Real estate syndications are more popular than ever. New syndications are forming every day.
That being said, forming a new one comes with some challenges. One of these such challenges is choosing a legal and organizational structure.
Here’s a quick guide on the legal and organizational structures.
Real Estate Investment Trusts - REITs
Due to the similarities with corporations and trusts, REITs can be easily identified as one. However, there is a big difference between corporations or trusts and REITs. Unlike a corporation or trust, a REIT must distribute9/10 or 90% of total taxable income through the dividends.
To be a Real Estate Investment Trust, there are some requirements that the syndication must meet. First of all, there should be at least100 members on the board. Secondly, the shares should not be dominated by only a few board members. More specifically, less than five members, cannot hold more than half the shares. In other words, less than 5percent of the board members cannot hold more than 50% of the shares.
If your syndication meets the above conditions, you can choose to be a Real Estate Investment Trust and structure your legalities and your syndication accordingly.
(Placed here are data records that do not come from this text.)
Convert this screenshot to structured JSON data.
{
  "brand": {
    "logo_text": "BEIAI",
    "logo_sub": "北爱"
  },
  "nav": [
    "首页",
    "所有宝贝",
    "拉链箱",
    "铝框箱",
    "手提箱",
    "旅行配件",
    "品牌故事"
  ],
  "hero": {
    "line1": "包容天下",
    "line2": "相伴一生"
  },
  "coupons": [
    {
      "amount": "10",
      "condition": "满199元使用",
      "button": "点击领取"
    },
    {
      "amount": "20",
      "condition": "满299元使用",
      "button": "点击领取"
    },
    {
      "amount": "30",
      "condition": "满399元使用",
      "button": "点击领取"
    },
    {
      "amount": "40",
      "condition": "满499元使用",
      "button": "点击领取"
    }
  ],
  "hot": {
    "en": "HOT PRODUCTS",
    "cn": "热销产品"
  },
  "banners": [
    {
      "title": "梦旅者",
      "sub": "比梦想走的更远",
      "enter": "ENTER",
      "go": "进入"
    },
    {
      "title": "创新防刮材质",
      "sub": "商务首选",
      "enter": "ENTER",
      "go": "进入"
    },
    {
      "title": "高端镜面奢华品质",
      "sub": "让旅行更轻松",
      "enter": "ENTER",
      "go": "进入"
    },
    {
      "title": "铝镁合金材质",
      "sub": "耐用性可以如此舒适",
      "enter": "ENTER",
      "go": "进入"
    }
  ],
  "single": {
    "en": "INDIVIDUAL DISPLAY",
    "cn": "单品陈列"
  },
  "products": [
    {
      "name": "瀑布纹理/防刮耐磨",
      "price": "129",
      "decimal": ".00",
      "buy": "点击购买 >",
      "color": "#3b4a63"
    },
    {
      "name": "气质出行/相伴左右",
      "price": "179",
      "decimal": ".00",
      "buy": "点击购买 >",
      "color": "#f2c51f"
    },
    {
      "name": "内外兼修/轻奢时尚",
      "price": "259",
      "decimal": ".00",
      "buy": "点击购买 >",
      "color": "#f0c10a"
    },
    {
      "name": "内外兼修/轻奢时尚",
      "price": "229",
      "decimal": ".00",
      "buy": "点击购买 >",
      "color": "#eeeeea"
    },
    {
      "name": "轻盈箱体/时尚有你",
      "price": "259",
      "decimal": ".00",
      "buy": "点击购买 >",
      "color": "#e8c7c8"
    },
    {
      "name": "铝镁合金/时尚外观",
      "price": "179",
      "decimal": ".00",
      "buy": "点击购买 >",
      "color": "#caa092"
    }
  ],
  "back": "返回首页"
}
An advantage of REITs is they can choose to be publicly or privately listed and traded on the stock exchange.
Limited Liability Companies – LLCs
Among the three I am mentioning today, LLC or Limited Liability Company structure is perhaps the most common legal and organizational structure. More than half of the Real Estate syndications chose to stick with this legal structure and the reasons are obvious.
Flexibility of control and returns is an advantage of LLCs. Apart from the flexibility in return distribution and control, these entities also offer a lot of flexibility in matters like how the taxes should be dealt with.
In this type of legal and organizational structure, there must be some active organizers or sponsors who will be the managing members. They will also be the passive capital investors as regular members of the LLC.
Limited Partnerships – LPs
Like Limited Liability Companies, Limited Partnerships are also popular to the sophisticated Real Estate investors.
These legal structures have a GP or General Partner who will act as the sponsor or organizer. His work is to control and take charge of the active investing.
Other partners or members will be designated as limited partners. They are basically the passive investors who will provide the capital for investment. So, in this case, the passive investors or limited partners must trust the general partner’s (GP) judgment because he will be the one to oversee everything.
More sophisticated investors sometimes choose to organize in Delaware for tax and privacy reasons.
Bottom Line
There are other reasons to form a Real Estate Syndication. But these three are the most popular ones. However, choosing one of them will depend on how your relationship with your partner is, how many investors you have onboard, how much capital can you raise, etc. So everything boils down to you and your fellow investors or partner’s abilities and desire.